接下來演示3個非常重的字串方法:strip、lstrip、rstrip:

s = '   hahe hehe   n t'
s.strip()
>>> s.strip() # strip只能去掉字串兩邊的空白或指定字元
'haha hehe'

# lstrip預設去掉前置的空白
>>> s.lstrip()
'haha hehe  n t'

# rstrip預設去掉後置的空白
>>> s.rstrip()
'    haha hehe'

# 去掉指定字元
>>> s = '##test##'
>>> s.strip('#')
'test'
>>> s.strip('*')
'##test##'

>>> s = '## test ##'
>>> s
'## test ##'
>>> s.strip('#')
' test '
>>> s.strip('#').strip()
'test'

strip方法可以移除指定的字元。大家可以試試看。

startswith與endswith方法，判斷字串是否以某個字首開始，返回結果是boolean。

s = '**test##'
>>> s.startswith('*')
True
>>> s.endswith('#')
True
>>> s.endswith('test')
False
>>> s.endswith('test', 0, 5) # start,end 引數表示的是從索引start處開始到end處結束，但不包含end
False
>>> s.endswith('test', 0, 6)
True

字元查詢與替換:

count
find
rfind
index
replace

# count方法
s = '**test##'
>>> s.count('*')
2
>>> s.count('#')
2
>>> s.find('t') # find從左向右查詢
2
>>>
>>> s.find('t')
2
>>> s.find('test')
2
>>> s.rfind('test') # rfind是find的從右向左查詢的版本
2
>>> s.rfind('t')
5

s = 'i very very love python'
s.find('very') # 2
s.find('very', 3) # start引數指定從哪裡開始查詢
s.find('very', 3, 10) # end引數指定到哪裡結束查詢，end不包含
s.rfind('very') # 從右往左查詢，但得到的索引是從左到右

# index方法，index一個不存在的字元或子串時，會報錯；而find則不會報錯；
>>> s.index('t')
2
>>> s.index('test')
2
>>> s.rfind('t')
5
>>> s.find('a')
-1
>>> s.index('a')
Traceback (most recent call last):
  File "<stdin>", line 1, in <module>
ValueError: substring not found
s.find('a') # 使用find找一個不存在的字元，返回-1
s.index('a') # 使用index找一個不存在的字元，會丟擲異常

# replace方法，可選的count，指定替換多少次
s = 'abc123abc123'
s.replace('abc', 'xyz') # 預設是全部替換，-1省略了
s.replace('abc', 'xyz', 1) # 只替換一次
s.replace('xxxx', '') # 如果要替換的字元不存在，什麼都不做
s.replace('abc', 'xyz', -1) # -1表示全部替換

如果對find不是很理解，可以藉助enumerate方法來檢視，

In[32]: s = 'i very very love python'

In[33]: print(list(enumerate(s)))
[(0, 'i'), (1, ' '), (2, 'v'), (3, 'e'), (4, 'r'), (5, 'y'), (6, ' '), (7, 'v'), (8, 'e'), (9, 'r'), (10, 'y'), (11, ' '), (12, 'l'), (13, 'o'), (14, 'v'), (15, 'e'), (16, ' '), (17, 'p'), (18, 'y'), (19, 't'), (20, 'h'), (21, 'o'), (22, 'n')]
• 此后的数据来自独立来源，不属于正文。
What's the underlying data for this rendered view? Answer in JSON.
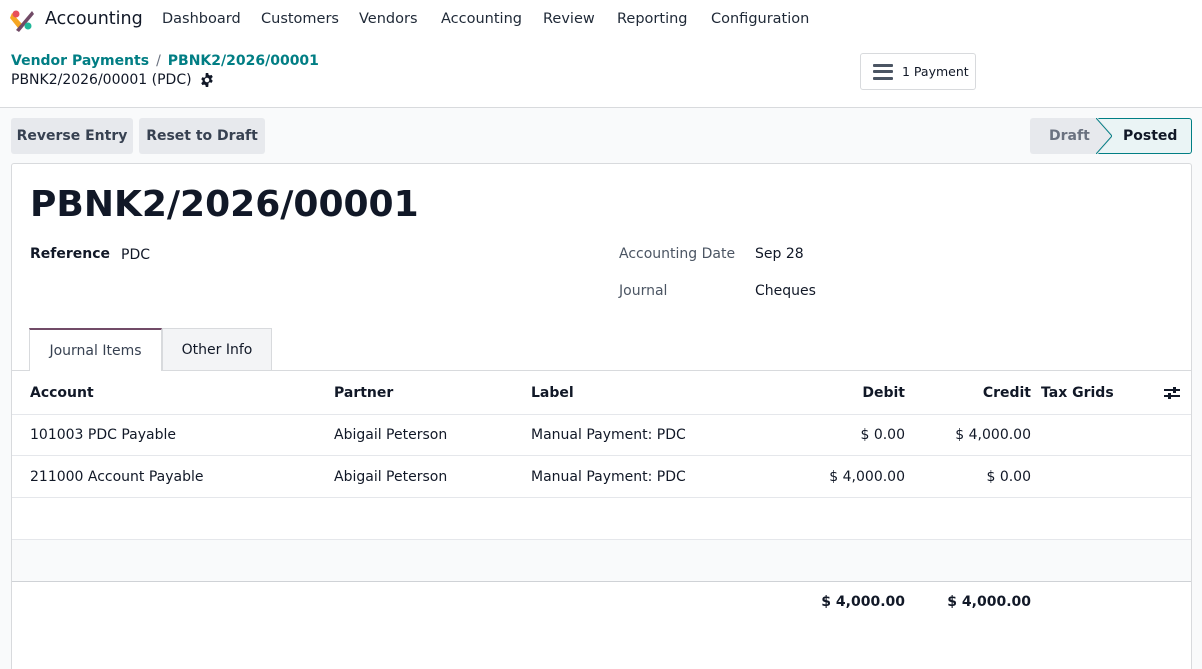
{
  "app": {
    "name": "Accounting"
  },
  "menu": [
    "Dashboard",
    "Customers",
    "Vendors",
    "Accounting",
    "Review",
    "Reporting",
    "Configuration"
  ],
  "breadcrumb": {
    "parent": "Vendor Payments",
    "current": "PBNK2/2026/00001",
    "separator": "/"
  },
  "record_line": "PBNK2/2026/00001 (PDC)",
  "smart_button": {
    "label": "1 Payment",
    "icon": "list-icon"
  },
  "actions": {
    "reverse": "Reverse Entry",
    "reset": "Reset to Draft"
  },
  "status": {
    "stages": [
      "Draft",
      "Posted"
    ],
    "current": "Posted",
    "accent": "#017e84"
  },
  "form": {
    "title": "PBNK2/2026/00001",
    "reference_label": "Reference",
    "reference_value": "PDC",
    "date_label": "Accounting Date",
    "date_value": "Sep 28",
    "journal_label": "Journal",
    "journal_value": "Cheques"
  },
  "tabs": [
    "Journal Items",
    "Other Info"
  ],
  "table": {
    "headers": [
      "Account",
      "Partner",
      "Label",
      "Debit",
      "Credit",
      "Tax Grids"
    ],
    "rows": [
      [
        "101003 PDC Payable",
        "Abigail Peterson",
        "Manual Payment: PDC",
        "$ 0.00",
        "$ 4,000.00",
        ""
      ],
      [
        "211000 Account Payable",
        "Abigail Peterson",
        "Manual Payment: PDC",
        "$ 4,000.00",
        "$ 0.00",
        ""
      ]
    ],
    "totals": {
      "debit": "$ 4,000.00",
      "credit": "$ 4,000.00"
    }
  },
  "colors": {
    "brand": "#714b67",
    "link": "#017e84"
  }
}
字串判斷函式是一些is開頭的方法，這些方法用的不多。

一個比較有用的小技巧，

In[34]: line = 'url://http://lavenliu.cn'

In[35]: line.split(':', 1)
Out[35]: ['url', '//http://lavenliu.cn']

In[36]: key, value = line.split(':', 1)

In[37]: key
Out[37]: 'url'

In[38]: value
Out[38]: '//http://lavenliu.cn

splitlines方法:

In[39]: text = '''I am laven
    ...: I am a man
    ...: I like Emacs'''

In[40]: text.splitlines()
Out[40]: ['I am laven', 'I am a man', 'I like Emacs']
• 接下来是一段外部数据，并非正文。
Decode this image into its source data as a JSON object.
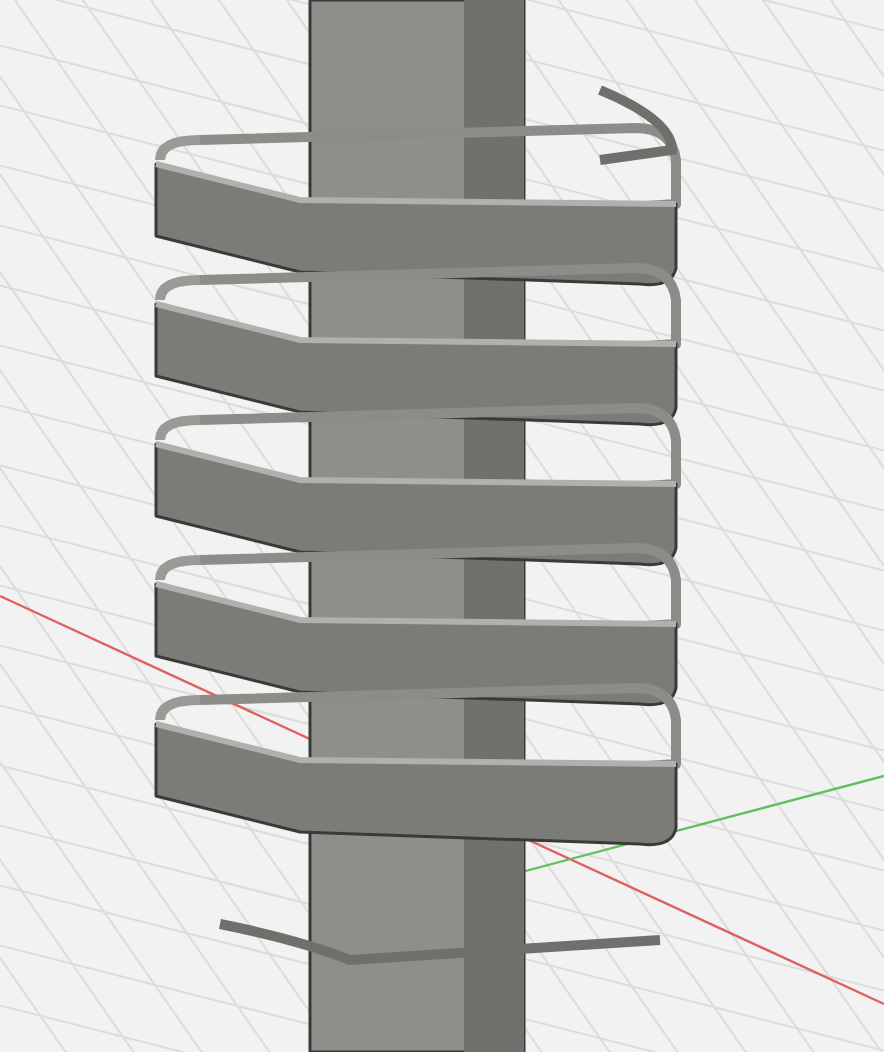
{
  "viewport": {
    "kind": "model"
  }
}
In[41]: text.splitlines(True) # 保留換行符
Out[41]: ['I am lavenn', 'I am a mann', 'I like Emacs']

partition方法，

In[42]: s = 'my name is laven'

In[43]: s.partition(' ') # 類似於s.split(' ', 1)
Out[43]: ('my', ' ', 'name is laven')

In[44]: # 上面的line = 'url:http://magedu.com'可以寫成如下的形式

In[45]: line.partition(':')
Out[45]: ('url', ':', '//http://lavenliu.cn')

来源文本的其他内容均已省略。